Tabellionage Normand
Marie Groult  1  , Raphaëlle Krummeich  2@  , François Delisle  3  , Guillaume Quéruel  4  , Lydwine Scordia  5  , Pierrick Tranouez  6  
1 : Archives Départementales de Seine-Maritime
Département de la Seine-Maritime
2 : Institut de Recherche Interdisciplinaire Homme et Société - FED 3147
Université de Rouen Normandie
3 : Laboratoire du GRHIS EA 3831, UFR des Lettres et Sciences Humaines, Université de Rouen-Normandie
Université de Rouen Normandie
Mont-Saint-Aignan CEDEX, France -  France
4 : Institut de Recherche Interdisciplinaire Homme Société - FED3147
Université de Rouen Normandie
5 : Laboratoire GRHIS - EA3831, UFR Lettres et Sciences Humaines
Université de Rouen Normandie
6 : Laboratoire dÍnformatique, de Traitement de lÍnformation et des Systèmes
Université de Rouen Normandie

Le projet de recherche sur le Tabellionage Normand (TabelNorm) est fondé sur les archives des notaires normands. Les minutes des actes, recopiées dans des registres conservés aux Archives départementales de la Seine-Maritime, se comptent par milliers et les actes par millions (XIVe-XVIIe siècles). Les archives notariales sont des archives publiques, même si pendant longtemps elles ont été exclues de cette catégorie. En effet, la nature de ces registres n'est pas clairement établie dès le début. Si les tabellions sont considérés comme des officiers publics dès le Moyen Âge et qu'à ce titre, les actes qu'ils établissent peuvent être considérés comme des archives publiques, la conseestrvation des registres par leurs héritiers suscite des interrogations ; les registres les plus anciens du tabellionage de Rouen sont conservés au siège de la juridiction où des scribes reportent les actes établis par chaque notaire, au jour le jour.

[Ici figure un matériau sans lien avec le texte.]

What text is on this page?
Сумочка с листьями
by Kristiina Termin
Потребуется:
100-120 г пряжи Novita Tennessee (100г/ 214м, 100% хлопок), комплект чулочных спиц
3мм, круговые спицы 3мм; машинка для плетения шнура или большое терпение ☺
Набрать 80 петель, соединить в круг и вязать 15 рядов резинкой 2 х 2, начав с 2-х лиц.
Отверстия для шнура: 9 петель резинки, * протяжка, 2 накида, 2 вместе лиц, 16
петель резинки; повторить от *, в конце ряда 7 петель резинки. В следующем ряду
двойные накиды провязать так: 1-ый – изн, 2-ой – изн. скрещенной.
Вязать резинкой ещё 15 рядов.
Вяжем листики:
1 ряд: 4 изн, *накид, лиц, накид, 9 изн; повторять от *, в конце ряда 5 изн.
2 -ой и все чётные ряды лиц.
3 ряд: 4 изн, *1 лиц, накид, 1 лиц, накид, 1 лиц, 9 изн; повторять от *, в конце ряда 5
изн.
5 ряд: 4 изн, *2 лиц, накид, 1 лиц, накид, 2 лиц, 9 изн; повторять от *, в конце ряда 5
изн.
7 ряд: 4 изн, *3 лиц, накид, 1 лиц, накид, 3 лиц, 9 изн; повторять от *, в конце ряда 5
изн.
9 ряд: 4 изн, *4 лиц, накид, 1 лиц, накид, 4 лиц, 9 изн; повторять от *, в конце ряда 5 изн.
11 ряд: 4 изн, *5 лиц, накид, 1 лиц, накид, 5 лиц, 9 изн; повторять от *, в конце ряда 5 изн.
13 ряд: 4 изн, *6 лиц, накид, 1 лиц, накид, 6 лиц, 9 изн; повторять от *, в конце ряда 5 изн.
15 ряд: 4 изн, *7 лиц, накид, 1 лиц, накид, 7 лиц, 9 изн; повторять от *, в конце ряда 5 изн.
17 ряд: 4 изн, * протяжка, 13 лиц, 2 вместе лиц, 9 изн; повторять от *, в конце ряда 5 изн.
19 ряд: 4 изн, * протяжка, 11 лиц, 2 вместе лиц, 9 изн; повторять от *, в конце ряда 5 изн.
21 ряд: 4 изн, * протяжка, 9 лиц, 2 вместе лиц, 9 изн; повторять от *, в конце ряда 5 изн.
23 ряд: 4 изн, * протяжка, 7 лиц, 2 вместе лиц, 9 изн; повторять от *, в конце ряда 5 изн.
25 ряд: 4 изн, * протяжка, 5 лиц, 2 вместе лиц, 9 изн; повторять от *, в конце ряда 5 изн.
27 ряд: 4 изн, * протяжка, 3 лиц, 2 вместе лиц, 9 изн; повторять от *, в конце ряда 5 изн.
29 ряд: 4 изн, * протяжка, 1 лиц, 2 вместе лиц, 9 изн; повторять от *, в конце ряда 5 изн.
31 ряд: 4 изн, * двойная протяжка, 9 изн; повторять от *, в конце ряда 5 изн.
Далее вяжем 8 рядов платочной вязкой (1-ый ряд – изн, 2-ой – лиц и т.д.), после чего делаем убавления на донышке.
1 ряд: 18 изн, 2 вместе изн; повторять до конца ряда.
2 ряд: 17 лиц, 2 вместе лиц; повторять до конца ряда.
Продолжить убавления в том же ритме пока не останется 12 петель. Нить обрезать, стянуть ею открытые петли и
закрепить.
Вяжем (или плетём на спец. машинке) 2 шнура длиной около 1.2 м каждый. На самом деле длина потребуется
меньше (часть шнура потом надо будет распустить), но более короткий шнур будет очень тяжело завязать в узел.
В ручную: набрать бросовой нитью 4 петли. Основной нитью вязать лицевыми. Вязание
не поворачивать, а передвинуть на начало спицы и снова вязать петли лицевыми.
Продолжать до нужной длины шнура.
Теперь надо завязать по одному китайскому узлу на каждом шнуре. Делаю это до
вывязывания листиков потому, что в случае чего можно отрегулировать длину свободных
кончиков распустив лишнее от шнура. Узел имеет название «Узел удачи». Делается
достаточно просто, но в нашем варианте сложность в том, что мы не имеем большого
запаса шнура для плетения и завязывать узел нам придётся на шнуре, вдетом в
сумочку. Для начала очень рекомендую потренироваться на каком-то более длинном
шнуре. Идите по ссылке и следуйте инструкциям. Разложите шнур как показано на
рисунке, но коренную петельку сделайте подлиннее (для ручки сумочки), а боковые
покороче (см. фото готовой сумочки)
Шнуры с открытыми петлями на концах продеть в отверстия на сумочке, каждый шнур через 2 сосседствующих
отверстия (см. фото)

Il faut attendre la loi de 1979 pour que soit officiellement établi le statut d'archives publiques pour les minutes de notaires. Le délai de conservation dans les études est alors fixé à 100 ans, puis ramené à 75 ans avec la loi de 2008. En archives, ce n'est pas le contenu qui détermine le caractère de l'acte mais son contexte de production.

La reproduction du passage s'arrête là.